The doctors at Maryland Shock Trauma Center hinted early on that Grinspoon should give up wrestling. He refused to listen.

"Immediately, the talk turned to next year," Bullock said. "There was never any question in his mind that he would be back. And from that point, I knew he would be back, too."

By late summer, Grinspoon had regained enough strength in his legs to attend a wrestling camp at West Virginia University. Three months later, he was back with Howard, beginning what turned into a 23-7 season. He finished his comeback with a second-place showing at last year's county tournament.

"I told myself every day I didn't care what they [his doctors] said. I was going to wrestle," said Grinspoon. "I was trying to ignore the pain, but there was a point when I couldn't. I'd be working so hard that the pain would almost make me collapse.

"I used to wear a knee brace, but I don't wear it anymore. I found if you go out favoring a knee, that's what they [his opponents] are going to attack. I get into that state of mind that it's not going to bother me. After the match, I'll let it hurt."

The Lions are 9-2 and can point to numerous reasons for their first winning season in years. A promising freshman class has created surprising depth. Seniors John Wiland, Jason Shefrin and Josh Tzuker already have won 20 matches apiece. With zzTC steady, stern hand, Bullock has pushed the Lions to believe they can contend for a county title.

Then there's Grinspoon, the courageous, soft-spoken 125-pound senior who, in his fourth varsity season, has gone 18-5 with nine pins. It is his finest season.

And it's no coincidence that the Lions, after struggling with a losing record during Grinspoon's first two years, have emerged this winter. Bullock beamed when asked about his prized lightweight.

"He helps organize the practices every day. He runs things until I get there. He's a lifesaver," said Bullock, who teaches at Southwestern High School in Baltimore and doesn't make it to Howard until about 30 minutes into practice. "As he's grown, we've grown."

Grinspoon never wrestled before coming to Howard. He dabbled in various other sports, mostly swimming. His older sister, Beth, attends West Virginia on a swimming scholarship. Grinspoon began swimming when he was 5.

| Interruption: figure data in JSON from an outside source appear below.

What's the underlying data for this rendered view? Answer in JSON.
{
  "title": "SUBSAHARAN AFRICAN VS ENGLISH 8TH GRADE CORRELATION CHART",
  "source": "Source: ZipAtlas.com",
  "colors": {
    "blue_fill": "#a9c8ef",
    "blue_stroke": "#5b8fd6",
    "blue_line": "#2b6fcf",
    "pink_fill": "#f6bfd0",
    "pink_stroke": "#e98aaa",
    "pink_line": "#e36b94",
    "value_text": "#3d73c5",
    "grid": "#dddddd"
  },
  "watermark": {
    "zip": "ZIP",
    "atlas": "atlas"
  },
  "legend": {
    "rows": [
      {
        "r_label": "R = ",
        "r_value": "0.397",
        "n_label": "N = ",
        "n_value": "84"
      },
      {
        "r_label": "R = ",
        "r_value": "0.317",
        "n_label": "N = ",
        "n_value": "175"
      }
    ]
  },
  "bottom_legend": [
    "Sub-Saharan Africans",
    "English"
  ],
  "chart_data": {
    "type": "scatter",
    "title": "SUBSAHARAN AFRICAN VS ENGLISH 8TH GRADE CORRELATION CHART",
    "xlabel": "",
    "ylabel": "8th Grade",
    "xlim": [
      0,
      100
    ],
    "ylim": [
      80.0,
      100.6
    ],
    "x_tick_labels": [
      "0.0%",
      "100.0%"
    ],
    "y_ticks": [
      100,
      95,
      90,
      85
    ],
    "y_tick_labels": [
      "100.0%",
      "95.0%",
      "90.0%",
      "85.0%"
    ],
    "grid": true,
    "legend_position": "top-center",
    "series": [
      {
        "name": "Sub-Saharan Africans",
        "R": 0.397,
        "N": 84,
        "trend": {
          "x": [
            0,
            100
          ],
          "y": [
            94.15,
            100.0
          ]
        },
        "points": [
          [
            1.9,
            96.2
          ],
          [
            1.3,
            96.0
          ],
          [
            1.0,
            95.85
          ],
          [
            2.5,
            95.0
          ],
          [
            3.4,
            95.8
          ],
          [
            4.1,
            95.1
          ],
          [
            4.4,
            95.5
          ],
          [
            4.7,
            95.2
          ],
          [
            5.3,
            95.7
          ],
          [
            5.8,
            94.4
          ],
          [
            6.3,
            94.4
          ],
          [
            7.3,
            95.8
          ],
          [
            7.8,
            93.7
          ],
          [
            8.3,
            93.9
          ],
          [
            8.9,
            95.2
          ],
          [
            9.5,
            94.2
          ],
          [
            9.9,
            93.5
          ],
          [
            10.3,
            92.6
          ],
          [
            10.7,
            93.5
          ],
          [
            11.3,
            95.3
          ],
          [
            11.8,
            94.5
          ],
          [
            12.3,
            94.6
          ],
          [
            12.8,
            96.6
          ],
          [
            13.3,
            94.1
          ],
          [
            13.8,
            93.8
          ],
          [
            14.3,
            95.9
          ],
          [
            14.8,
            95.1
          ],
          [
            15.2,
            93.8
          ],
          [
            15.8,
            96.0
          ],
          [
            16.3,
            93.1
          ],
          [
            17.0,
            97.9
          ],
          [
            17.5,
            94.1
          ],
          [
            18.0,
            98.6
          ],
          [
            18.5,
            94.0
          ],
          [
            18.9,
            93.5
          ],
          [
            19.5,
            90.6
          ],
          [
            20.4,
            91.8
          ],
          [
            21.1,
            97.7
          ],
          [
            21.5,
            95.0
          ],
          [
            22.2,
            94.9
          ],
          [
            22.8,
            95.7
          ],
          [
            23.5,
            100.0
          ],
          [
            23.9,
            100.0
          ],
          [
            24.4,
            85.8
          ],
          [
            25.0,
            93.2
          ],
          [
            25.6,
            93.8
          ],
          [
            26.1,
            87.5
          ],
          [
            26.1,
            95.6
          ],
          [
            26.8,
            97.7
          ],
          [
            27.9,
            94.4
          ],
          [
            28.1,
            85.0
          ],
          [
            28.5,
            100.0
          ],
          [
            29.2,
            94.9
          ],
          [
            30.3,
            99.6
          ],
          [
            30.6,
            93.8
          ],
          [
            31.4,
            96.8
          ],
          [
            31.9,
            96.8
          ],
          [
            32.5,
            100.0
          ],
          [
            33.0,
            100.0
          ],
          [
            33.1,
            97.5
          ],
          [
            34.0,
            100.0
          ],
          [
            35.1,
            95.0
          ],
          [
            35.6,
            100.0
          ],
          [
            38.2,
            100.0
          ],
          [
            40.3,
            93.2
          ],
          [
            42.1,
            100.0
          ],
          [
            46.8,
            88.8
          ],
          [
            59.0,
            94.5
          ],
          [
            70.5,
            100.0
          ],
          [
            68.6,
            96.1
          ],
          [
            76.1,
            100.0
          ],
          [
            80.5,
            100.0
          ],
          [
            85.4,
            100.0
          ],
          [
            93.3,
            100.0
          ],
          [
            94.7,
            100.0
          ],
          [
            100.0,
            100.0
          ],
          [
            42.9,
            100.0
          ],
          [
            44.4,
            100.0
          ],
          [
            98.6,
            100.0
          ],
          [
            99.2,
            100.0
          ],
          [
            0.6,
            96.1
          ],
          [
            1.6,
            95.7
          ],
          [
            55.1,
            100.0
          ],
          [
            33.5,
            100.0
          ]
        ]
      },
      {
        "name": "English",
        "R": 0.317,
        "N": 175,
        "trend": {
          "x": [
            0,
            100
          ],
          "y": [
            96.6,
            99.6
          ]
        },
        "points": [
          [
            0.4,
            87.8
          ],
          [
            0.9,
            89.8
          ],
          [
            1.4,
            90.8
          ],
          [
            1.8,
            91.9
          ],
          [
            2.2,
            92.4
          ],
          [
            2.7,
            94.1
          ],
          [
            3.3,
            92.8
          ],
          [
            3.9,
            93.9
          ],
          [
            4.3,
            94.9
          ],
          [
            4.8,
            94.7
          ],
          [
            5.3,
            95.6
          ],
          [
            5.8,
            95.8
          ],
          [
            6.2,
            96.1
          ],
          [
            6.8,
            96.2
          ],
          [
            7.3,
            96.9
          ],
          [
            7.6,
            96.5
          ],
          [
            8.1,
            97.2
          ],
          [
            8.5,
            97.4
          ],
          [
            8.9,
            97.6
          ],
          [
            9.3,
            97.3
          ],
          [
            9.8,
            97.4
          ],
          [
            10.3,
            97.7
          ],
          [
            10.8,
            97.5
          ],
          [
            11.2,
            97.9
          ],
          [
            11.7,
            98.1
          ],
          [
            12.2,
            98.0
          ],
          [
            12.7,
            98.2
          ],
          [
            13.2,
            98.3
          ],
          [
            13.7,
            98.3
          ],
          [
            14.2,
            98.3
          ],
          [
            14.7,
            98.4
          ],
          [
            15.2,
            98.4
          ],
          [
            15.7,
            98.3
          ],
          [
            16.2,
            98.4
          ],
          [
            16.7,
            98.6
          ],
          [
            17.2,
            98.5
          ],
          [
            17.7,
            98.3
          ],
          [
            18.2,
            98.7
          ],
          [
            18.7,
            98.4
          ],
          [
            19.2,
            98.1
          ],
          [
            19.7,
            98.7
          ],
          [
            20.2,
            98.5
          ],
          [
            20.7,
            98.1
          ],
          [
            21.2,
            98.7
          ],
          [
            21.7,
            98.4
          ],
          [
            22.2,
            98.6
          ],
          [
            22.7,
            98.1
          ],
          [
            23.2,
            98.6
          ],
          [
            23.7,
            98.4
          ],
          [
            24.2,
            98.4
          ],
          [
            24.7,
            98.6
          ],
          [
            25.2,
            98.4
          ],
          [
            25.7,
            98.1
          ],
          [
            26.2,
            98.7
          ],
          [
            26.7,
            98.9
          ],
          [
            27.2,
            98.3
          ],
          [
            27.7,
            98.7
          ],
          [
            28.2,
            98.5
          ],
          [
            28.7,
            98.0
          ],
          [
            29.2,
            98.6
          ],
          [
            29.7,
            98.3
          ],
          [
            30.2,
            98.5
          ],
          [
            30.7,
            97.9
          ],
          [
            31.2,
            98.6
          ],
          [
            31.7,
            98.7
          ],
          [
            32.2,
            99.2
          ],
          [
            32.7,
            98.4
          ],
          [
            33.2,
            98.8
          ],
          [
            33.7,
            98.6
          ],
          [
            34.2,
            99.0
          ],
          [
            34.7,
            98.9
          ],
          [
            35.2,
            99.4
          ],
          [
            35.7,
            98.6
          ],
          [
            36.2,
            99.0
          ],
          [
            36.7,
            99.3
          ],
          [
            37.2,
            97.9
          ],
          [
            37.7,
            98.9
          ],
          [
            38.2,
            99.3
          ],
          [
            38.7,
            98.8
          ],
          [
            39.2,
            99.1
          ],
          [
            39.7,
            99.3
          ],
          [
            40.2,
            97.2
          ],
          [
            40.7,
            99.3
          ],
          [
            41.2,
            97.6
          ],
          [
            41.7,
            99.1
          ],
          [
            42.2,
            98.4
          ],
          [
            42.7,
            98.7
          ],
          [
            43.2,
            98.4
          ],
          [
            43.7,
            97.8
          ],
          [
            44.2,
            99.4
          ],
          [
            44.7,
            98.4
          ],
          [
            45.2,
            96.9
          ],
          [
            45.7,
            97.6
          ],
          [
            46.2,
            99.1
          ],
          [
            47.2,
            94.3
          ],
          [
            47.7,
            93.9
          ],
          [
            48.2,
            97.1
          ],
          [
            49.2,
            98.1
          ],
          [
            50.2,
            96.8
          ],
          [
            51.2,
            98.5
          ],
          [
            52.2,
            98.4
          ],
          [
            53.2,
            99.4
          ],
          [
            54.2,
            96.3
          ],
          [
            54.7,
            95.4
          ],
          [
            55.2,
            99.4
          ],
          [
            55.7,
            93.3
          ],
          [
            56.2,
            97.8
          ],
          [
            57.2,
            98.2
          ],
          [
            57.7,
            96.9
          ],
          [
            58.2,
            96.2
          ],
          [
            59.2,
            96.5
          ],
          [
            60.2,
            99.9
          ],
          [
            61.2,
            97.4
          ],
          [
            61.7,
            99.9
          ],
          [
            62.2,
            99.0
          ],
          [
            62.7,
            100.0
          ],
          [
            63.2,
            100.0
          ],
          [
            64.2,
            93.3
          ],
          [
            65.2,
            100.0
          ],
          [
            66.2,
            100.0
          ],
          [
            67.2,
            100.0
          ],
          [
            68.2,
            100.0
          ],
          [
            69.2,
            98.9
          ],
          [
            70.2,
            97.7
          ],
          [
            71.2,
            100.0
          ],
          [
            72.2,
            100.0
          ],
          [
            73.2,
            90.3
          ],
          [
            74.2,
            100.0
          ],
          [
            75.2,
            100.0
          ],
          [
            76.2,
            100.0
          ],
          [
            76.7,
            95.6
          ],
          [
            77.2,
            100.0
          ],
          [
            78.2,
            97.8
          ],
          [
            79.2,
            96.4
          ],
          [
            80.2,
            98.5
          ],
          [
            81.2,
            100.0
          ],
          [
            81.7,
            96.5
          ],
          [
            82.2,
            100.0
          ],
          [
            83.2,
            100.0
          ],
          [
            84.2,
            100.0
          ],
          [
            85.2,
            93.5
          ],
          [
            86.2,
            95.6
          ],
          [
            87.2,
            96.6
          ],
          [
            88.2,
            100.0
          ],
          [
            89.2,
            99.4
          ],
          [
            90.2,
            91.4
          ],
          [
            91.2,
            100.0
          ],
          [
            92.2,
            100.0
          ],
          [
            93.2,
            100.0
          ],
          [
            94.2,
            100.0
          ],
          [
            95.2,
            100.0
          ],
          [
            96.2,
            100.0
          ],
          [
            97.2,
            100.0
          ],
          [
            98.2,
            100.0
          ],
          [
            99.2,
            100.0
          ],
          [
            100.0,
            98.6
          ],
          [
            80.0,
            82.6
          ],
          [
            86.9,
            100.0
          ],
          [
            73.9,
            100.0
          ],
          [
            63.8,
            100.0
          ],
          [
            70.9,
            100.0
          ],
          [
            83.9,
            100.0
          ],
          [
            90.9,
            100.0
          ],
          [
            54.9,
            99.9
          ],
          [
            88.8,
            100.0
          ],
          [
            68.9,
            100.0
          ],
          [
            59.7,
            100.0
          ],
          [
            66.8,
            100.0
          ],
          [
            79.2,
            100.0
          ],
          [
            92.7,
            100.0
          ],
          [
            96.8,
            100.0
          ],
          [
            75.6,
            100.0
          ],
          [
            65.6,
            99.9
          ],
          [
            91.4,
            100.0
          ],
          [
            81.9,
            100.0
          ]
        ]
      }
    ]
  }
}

During his freshman and sophomore years, he tried swimming and wrestling . The combination created excessive demands on his studying time and his body.

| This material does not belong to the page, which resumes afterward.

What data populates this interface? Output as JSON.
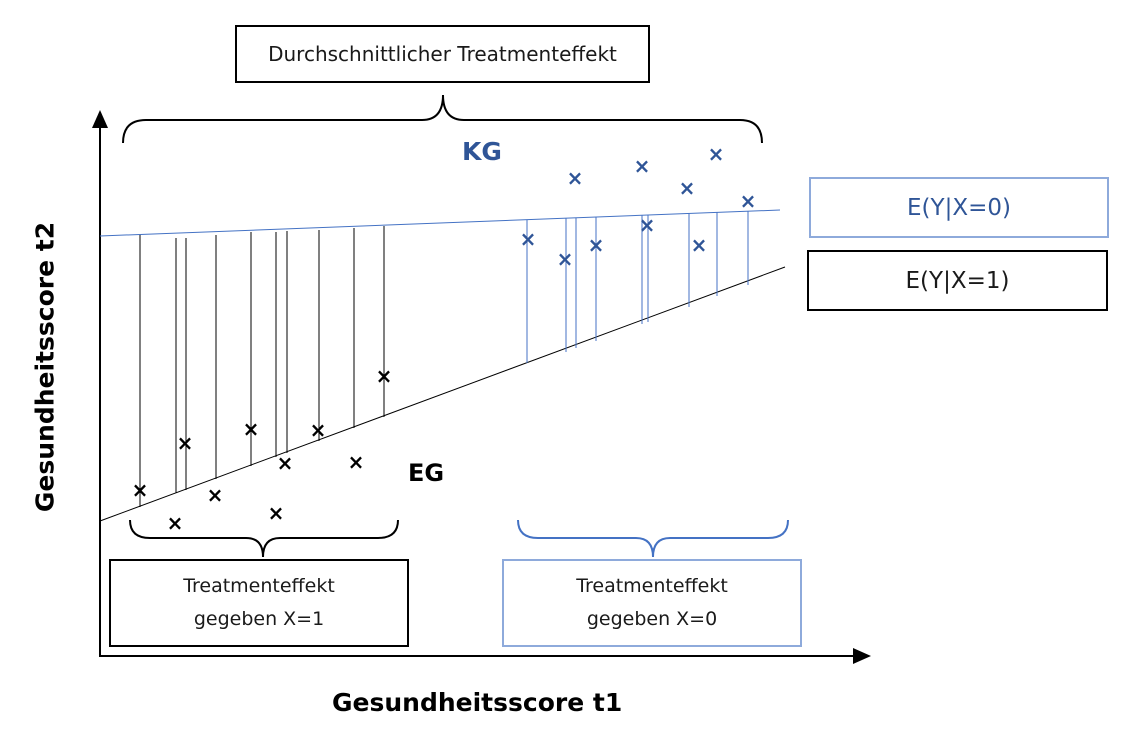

"I went from school to wrestling practice to swim practice, and I wouldn't get home until about 10:30 every night. It was too much," said Grinspoon, who gave up swimming to concentrate on wrestling two years ago. "Wrestling was a real big change. I needed to wrestle because I thought it was a great way to take out aggression."

Grinspoon clams up when asked about his accomplishments. How did he go from 4-11 as a freshman to 23-7 as a junior? How has he coped with the persistent pain in his knees?

Instead of talking about how well he calculates and counters an opponent's moves and how well he retains knowledge gathered on the mat, Grinspoon prefers to credit his coach, teammates, friends and family for his comeback.

He looks back on the accident as an event he wishes he could change. But he says he'll always profit from the lessons the experience taught him.

"It gave me a good grasp on reality, and on things I need to be thankful for," Grinspoon said. "It helped me realize what I need to look forward to, and how I need to help myself. I found out what my priorities were."

Al Grinspoon, Mark's father, said: "I can't imagine the courage he has to do this, because he's still in a lot of pain. I don't care if he never wins another match or never wrestles another match in his life. I'm so proud of him."